Last Modified: May 22, 2026 11:08 AM
Comments
ktbrickey22
Level II

Hi Victor, thanks so much for the insightful post! Is it possible for JMP to calculate the space filling design diagnostics, e.g. the discrepancy and MaxPro criteria, for space-filling designs not generated by JMP? It doesn't look like Evaluate Design offers these statistics as an option, just curious if there's another easy route for this evaluation. 

Victor_G
Super User

Hi @ktbrickey22,

Thanks a lot for the positive feedback !

Currently no, it's not possible to calculate any space filling design diagnostic (discrepancy and MaxPro) for designs generated outside of JMP. It was also a question I had when doing my experiments for this blog: Get MaxPro value for any Space-Filling design As it seems not possible to calculate these values easily for the moment, I created a Wish List for this topic : Compare Designs platform for Space-Filling designs 

For the moment, if I need to compare discrepancies between two space filling designs, I use discrepancy function from SciPy, which doesn't give me the same values as in JMP but allows me to compare any designs. There are other nice metrics and visualizations available from SciPy like minimum spanning tree to visualize minimum distance between points.

For MaxPro, it's a more complex topic and I haven't found a satisfying solution (yet).

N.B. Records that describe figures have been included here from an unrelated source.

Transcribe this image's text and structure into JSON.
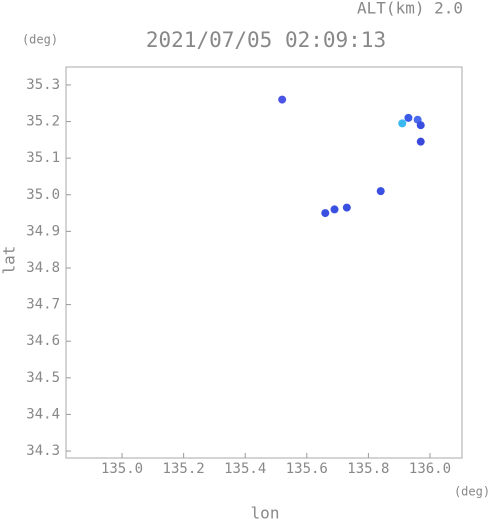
{
  "chart_data": {
    "type": "scatter",
    "title": "2021/07/05 02:09:13",
    "subtitle": "ALT(km) 2.0",
    "x_label": "lon",
    "y_label": "lat",
    "x_unit": "(deg)",
    "y_unit": "(deg)",
    "x": [
      135.52,
      135.91,
      135.93,
      135.96,
      135.97,
      135.97,
      135.84,
      135.73,
      135.69,
      135.66
    ],
    "values": [
      35.26,
      35.195,
      35.21,
      35.205,
      35.19,
      35.145,
      35.01,
      34.965,
      34.96,
      34.95
    ],
    "colors": [
      "#4a55e6",
      "#3ab8f0",
      "#3a5ae8",
      "#4a6af0",
      "#3a4ee0",
      "#3a48dc",
      "#3a50e0",
      "#3a50e0",
      "#3a50e0",
      "#3a50e0"
    ],
    "xlim": [
      134.818,
      136.104
    ],
    "ylim": [
      34.281,
      35.349
    ],
    "xticks": [
      {
        "value": 135.0,
        "label": "135.0"
      },
      135.2,
      135.4,
      135.6,
      135.8,
      {
        "value": 136.0,
        "label": "136.0"
      }
    ],
    "yticks": [
      34.3,
      34.4,
      34.5,
      34.6,
      34.7,
      34.8,
      34.9,
      {
        "value": 35.0,
        "label": "35.0"
      },
      35.1,
      35.2,
      35.3
    ]
  }
}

Hope this answer may help you :)

ktbrickey22
Level II

Thanks @Victor_G for the speedy reply and tips! I liked your Wish List items and will look into the SciPy functions in the interim. Cheers!

charlie_whitman
Staff

@Victor_G, I had a quick question.  For the MaxPro approach you discuss above, you mention, "The goal is to maximize the MaxPro criterion to ensure good projections of design points in lower dimensional spaces.".  However, from the help, it says the idea is to minimize the MaxPro criterion.  Can you please clarify?

Victor_G
Super User

Hi @charlie_whitman,

Thanks a lot for your careful reading and comment, and spotting this potential mistake. I am deeply sorry, I think I got confused when reading about the MaxPro criterion. This criterion is meant to evaluate the projection properties of the design, so the higher projection property, the better, as it helps maximizing the information and having an efficiently spaced design even in the presence of inactive/low importance factors. It influences this spacing by maximizing the product of the distances between potential design points. However in the formula of the MaxPro criterion in the JMP Help, this distance between design points is at the denominator, so indeed it seems this criterion is supposed to be minimized. This is also repeated in Design Diagnostic of JMP Help: "Smaller values are better".

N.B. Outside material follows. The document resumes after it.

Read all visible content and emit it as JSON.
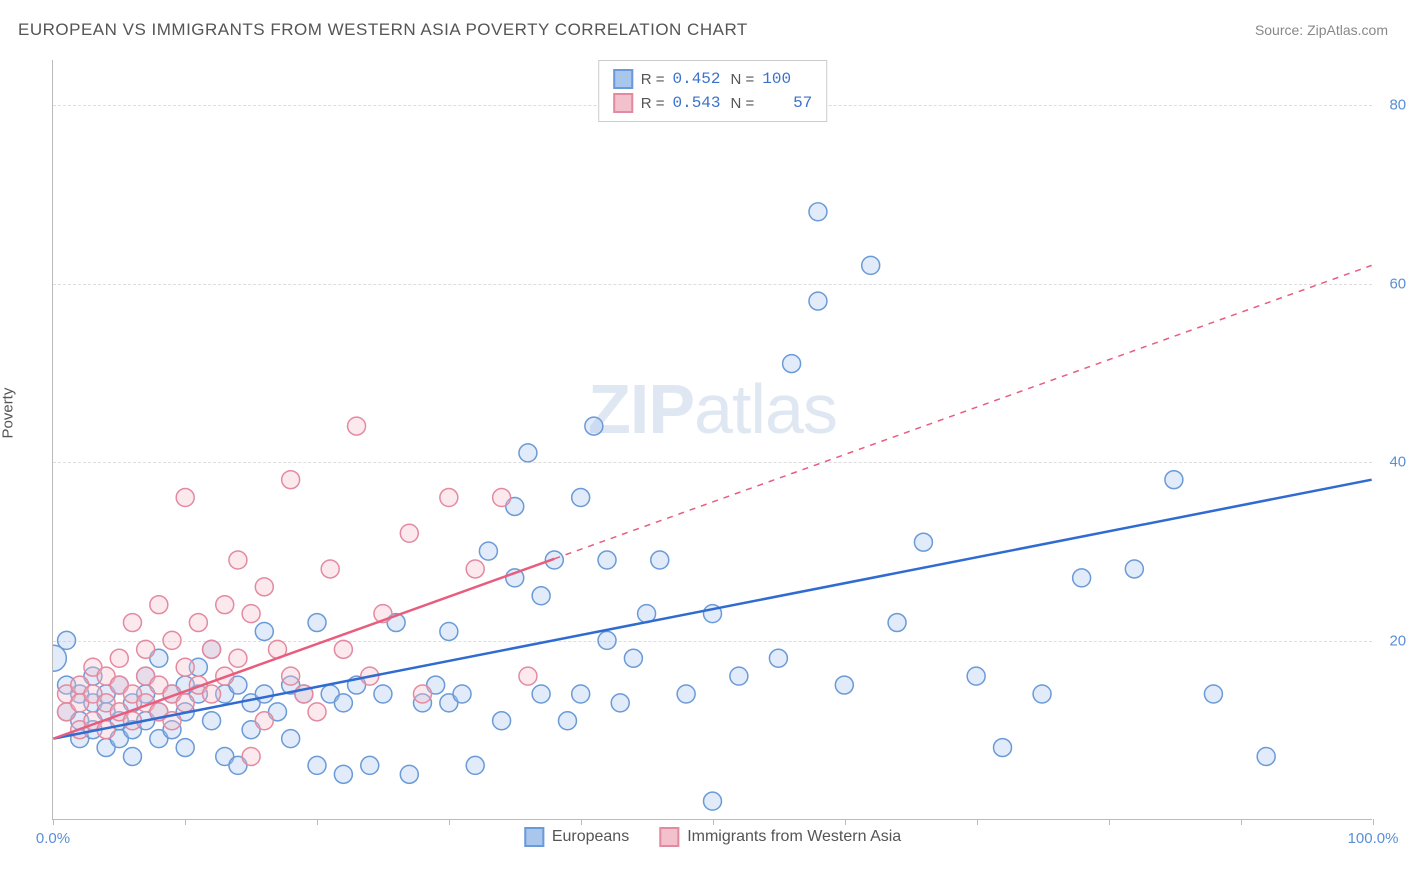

Even if it is written in the JMP Help, I'm still confused now, and even more when looking at the option Maximize MaxPro criterion in Bayesian Optimization platform. What is the benefit of maximizing the MaxPro criterion (have runs that may be clustered or "stacked" when looking at smaller subspaces of the experimental space) ? The Help in this section mentions: "This option is a model-free exploration of the factor space that avoids replication of any of the factor settings in both the training data and the current batch. Use this option for any batch size when one or more of the models is not fitting well." If the objective is to explore further because the model is not fitting well, should this option try to minimize MaxPro new design points values (to increase distance between design points and explore experimental space) instead of maximizing them, to ensure good coverage of newly added runs ?

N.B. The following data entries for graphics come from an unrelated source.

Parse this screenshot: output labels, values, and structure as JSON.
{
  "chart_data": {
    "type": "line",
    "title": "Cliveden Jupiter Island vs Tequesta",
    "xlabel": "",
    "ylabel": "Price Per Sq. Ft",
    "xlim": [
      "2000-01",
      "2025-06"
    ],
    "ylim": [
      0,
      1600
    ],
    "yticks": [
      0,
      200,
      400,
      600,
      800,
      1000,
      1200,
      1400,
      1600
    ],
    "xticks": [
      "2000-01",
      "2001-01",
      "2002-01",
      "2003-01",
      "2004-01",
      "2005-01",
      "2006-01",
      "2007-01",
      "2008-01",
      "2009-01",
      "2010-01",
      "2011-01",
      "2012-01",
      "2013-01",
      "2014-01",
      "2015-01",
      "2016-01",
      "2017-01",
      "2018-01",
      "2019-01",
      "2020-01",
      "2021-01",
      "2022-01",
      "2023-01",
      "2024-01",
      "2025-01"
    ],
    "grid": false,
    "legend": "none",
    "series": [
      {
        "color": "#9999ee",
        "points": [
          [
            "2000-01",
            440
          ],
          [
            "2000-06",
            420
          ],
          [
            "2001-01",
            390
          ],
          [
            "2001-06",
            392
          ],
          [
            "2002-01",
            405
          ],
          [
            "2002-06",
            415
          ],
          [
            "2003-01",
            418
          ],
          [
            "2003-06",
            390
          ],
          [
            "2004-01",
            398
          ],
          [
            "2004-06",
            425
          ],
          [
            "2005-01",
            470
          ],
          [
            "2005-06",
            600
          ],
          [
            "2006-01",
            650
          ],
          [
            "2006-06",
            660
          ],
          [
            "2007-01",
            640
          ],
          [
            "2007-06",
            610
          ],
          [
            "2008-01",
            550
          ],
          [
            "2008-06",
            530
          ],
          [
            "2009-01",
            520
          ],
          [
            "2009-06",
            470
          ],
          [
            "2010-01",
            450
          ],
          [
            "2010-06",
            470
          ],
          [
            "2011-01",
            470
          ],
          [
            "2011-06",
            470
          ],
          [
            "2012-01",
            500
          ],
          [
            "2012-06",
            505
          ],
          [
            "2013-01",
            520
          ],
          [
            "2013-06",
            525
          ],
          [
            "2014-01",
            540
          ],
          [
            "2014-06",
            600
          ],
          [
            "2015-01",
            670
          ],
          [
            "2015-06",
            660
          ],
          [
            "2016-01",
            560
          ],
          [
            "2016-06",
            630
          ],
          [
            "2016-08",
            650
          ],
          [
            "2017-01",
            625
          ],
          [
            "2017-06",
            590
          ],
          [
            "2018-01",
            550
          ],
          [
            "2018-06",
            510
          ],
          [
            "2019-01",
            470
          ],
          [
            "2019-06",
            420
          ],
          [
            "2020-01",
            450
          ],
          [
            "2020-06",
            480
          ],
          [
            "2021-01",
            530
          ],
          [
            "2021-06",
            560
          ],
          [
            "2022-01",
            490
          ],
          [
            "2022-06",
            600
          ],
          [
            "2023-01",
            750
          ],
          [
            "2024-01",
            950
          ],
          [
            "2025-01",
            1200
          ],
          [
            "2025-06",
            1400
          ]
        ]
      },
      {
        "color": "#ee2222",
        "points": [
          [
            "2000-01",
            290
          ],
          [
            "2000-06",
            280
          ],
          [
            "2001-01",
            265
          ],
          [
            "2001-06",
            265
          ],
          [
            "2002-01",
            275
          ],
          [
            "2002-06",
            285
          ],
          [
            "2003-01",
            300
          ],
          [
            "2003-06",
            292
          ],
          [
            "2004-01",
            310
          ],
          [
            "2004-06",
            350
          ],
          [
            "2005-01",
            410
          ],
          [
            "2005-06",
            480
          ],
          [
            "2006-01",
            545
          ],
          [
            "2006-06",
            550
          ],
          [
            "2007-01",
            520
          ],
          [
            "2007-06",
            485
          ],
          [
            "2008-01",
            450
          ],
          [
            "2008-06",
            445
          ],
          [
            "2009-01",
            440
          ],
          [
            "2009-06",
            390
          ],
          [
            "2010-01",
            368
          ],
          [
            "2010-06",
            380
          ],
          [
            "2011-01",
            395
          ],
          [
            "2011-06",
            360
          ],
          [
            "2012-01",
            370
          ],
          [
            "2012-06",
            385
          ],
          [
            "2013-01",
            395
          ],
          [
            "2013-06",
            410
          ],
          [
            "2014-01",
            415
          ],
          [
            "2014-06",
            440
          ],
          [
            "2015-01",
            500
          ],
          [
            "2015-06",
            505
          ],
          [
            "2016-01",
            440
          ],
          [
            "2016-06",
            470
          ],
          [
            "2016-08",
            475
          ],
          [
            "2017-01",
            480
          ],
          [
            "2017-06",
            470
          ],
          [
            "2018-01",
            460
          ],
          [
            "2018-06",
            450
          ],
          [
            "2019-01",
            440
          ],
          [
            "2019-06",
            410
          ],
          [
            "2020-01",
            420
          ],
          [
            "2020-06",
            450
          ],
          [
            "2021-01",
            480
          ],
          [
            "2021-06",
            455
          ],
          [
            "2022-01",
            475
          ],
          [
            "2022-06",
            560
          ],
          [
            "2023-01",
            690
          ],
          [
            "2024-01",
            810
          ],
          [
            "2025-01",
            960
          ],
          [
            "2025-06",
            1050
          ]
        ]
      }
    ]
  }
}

If someone from the JMP DoE team could help solve this confusion, I would greatly appreciate !
I will correct as soon as possible parts 2 and 3 of this blog post series accordingly.

charlie_whitman
Staff

@Victor_G - Thanks for the quick response.  It wasn't me who saw the inconsistency but a customer.  Thanks again!

 

Victor_G
Super User

@charlie_whitman sorry again about this mistake. The corrections have been done in parts 2 and 3. Let me know if you or your customers notice some other mistakes (hopefully not).